2. Abrechungsbescheide setzen einen Antrag voraus (§ 125 AO; Urteil des Reichsfinanzhofs - RFH - vom 3. Mai 1933 IV A 289/32, RFHE 33, 145; Tipke-Kruse, Reichsabgabenordnung/Finanzgerichtsordnung, Kommentar, 7. Aufl., § 125 AO Anm. 3 b; Hübschmann-Hepp-Spitaler, Kommentar zur Reichsabgabenordnung/Finanzgerichtsordnung, 1. bis 6. Aufl., § 125 AO Anm. 6; Becker-Riewald-Koch, Reichsabgabenordnung, Kommentar, 1963, § 125 Anm. 2 Abs. 2). Im vorliegenden Fall ist ein solcher Antrag vor Erlaß des Abrechnungsbescheides nicht gestellt worden. Die Frage, ob der erst im Schreiben vom 22. Dezember 1973, also nach Erlaß des Bescheids, gestellte Antrag es rechtfertigen könnte, über diesen Mangel hinwegzusehen, kann auf sich beruhen. Denn der Abrechnungsbescheid ist jedenfalls deshalb aufzuheben, weil sein Inhalt nicht den gesetzlichen Erfordernissen genügt.
3. Nach § 125 AO kann der Steuerpflichtige dann einen Abrechnungsbescheid verlangen, wenn zwischen ihm und dem FA Meinungsverschiedenheiten darüber bestehen, ob eine Zahlungsverpflichtung erloschen ist. Sinn und Zweck der Vorschrift ist es, dem Steuerpflichtigen in derartigen Fällen einen zusätzlichen Rechtsbehelf zu gewähren (vgl. Hübschmann-Hepp-Spitaler, a. a. O., § 125 AO Anm. 1, und die zitierte RFH-Entscheidung; BFH-Urteil vom 16. Oktober 1953 III 145/52 U, BFHE 58, 215, BStBl III 1953, 373, 374). Diesem Gesetzeszweck wird der Abrechnungsbescheid aber nur dann gerecht, wenn er die nach Ansicht der Behörde noch bestehenden Ansprüche im einzelnen bezeichnet. Nur anhand eines derartigen Bescheids können der Antragsteller und gegebenenfalls die Gerichte prüfen, wieweit das FA zu Recht vom Steuerpflichtigen noch etwas verlangt und worauf spätere Zahlungen des Steuerpflichtigen oder eines Dritten anzurechnen sind. Es ist deshalb erforderlich, daß im Abrechnungsbescheid die Forderungen des FA nach Steuerart, Jahren und Beträgen aufgegliedert sind. Es reicht nicht aus, wenn diese Angaben lediglich den zugrunde liegenden Steuerfestsetzungen entnommen werden können (vgl. Urteil des erkennenden Senats vom 8. Juni 1966 VII 293/64, BFHE 86, 409, BStBl III 1966, 563).

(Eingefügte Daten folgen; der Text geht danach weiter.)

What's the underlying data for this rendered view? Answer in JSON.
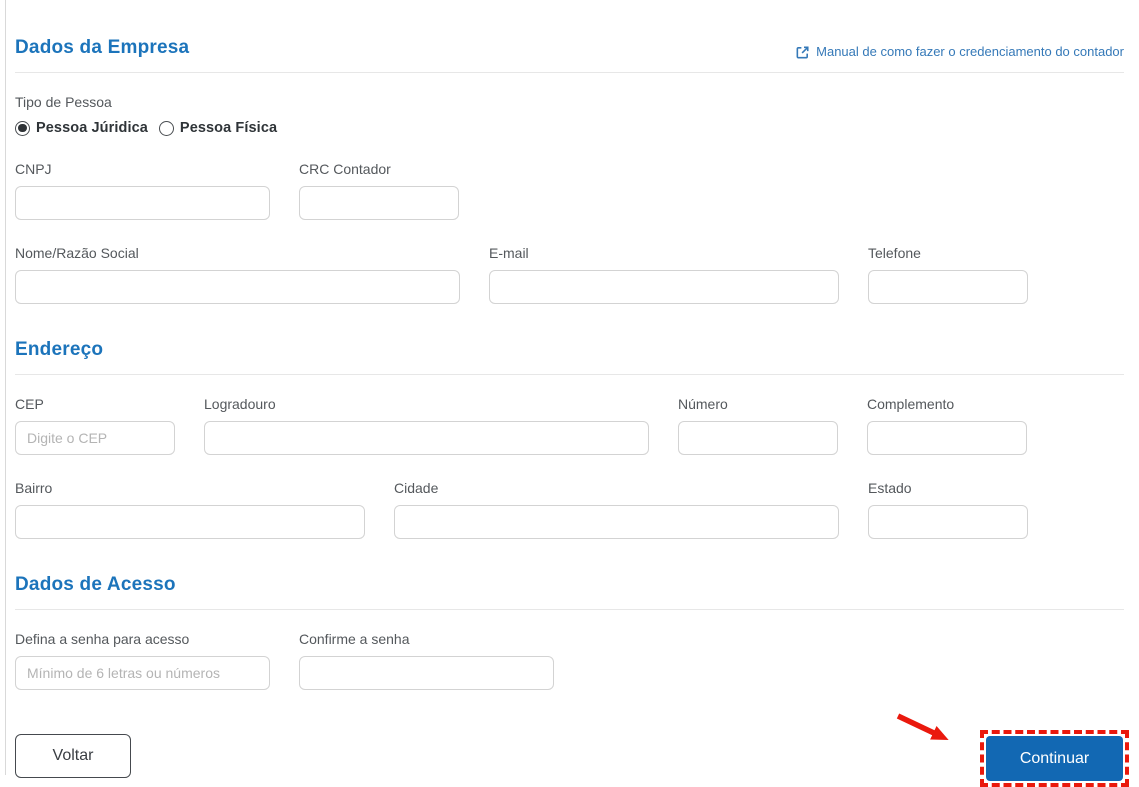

Der vorliegende Abrechnungsbescheid entspricht diesen Anforderungen nicht. Die geltend gemachten Steuerforderungen sind nicht getrennt nach Veranlagungszeiträumen, sondern zusammengefaßt in einer Summe aufgeführt. Darüber hinaus wird in ihm der gesamte noch zu zahlende Betrag als "Umsatzsteuer-Soll" bezeichnet. Das ist nicht zutreffend. Durch den Änderungsbescheid vom 5. Januar 1968 wurden die Steuernachforderungen um 695,85 DM ermäßigt. Dadurch, daß dieser Betrag irrtümlich dem Kläger ausbezahlt wurde, obwohl zuvor auf die Forderungen keine Zahlungen geleistet worden waren, entstand insoweit ein Rückforderungsanspruch des FA, der in dem Abrechnungsbescheid gesondert hätte aufgeführt werden müssen.
Soweit der Abrechungsbescheid Säumniszuschläge ausweist, gelten dieselben Anforderungen wie für die Steueransprüche. Auch hier reicht es nicht aus, daß die Säumniszuschläge, wie geschehen, vom Gesamtbetrag der Steuerforderungen berechnet werden. Die Säumniszuschläge sind vielmehr, bezogen auf jede einzelne Steuerschuld, getrennt anzugeben. Im übrigen ist es fraglich, ob bei Rückforderungsansprüchen Säumniszuschläge anfallen (vgl. § 1 des Steuersäumnisgesetzes - StSäumG -; Tipke-Kruse, a. a. O., § 1 StSäumG Anm. 1; Becker-Riewald-Koch, a. a. O., Anm. 1 Abs. 1 zu § 1 StSäumG, Anm. 6 Abs. 9 zu § 150 AO).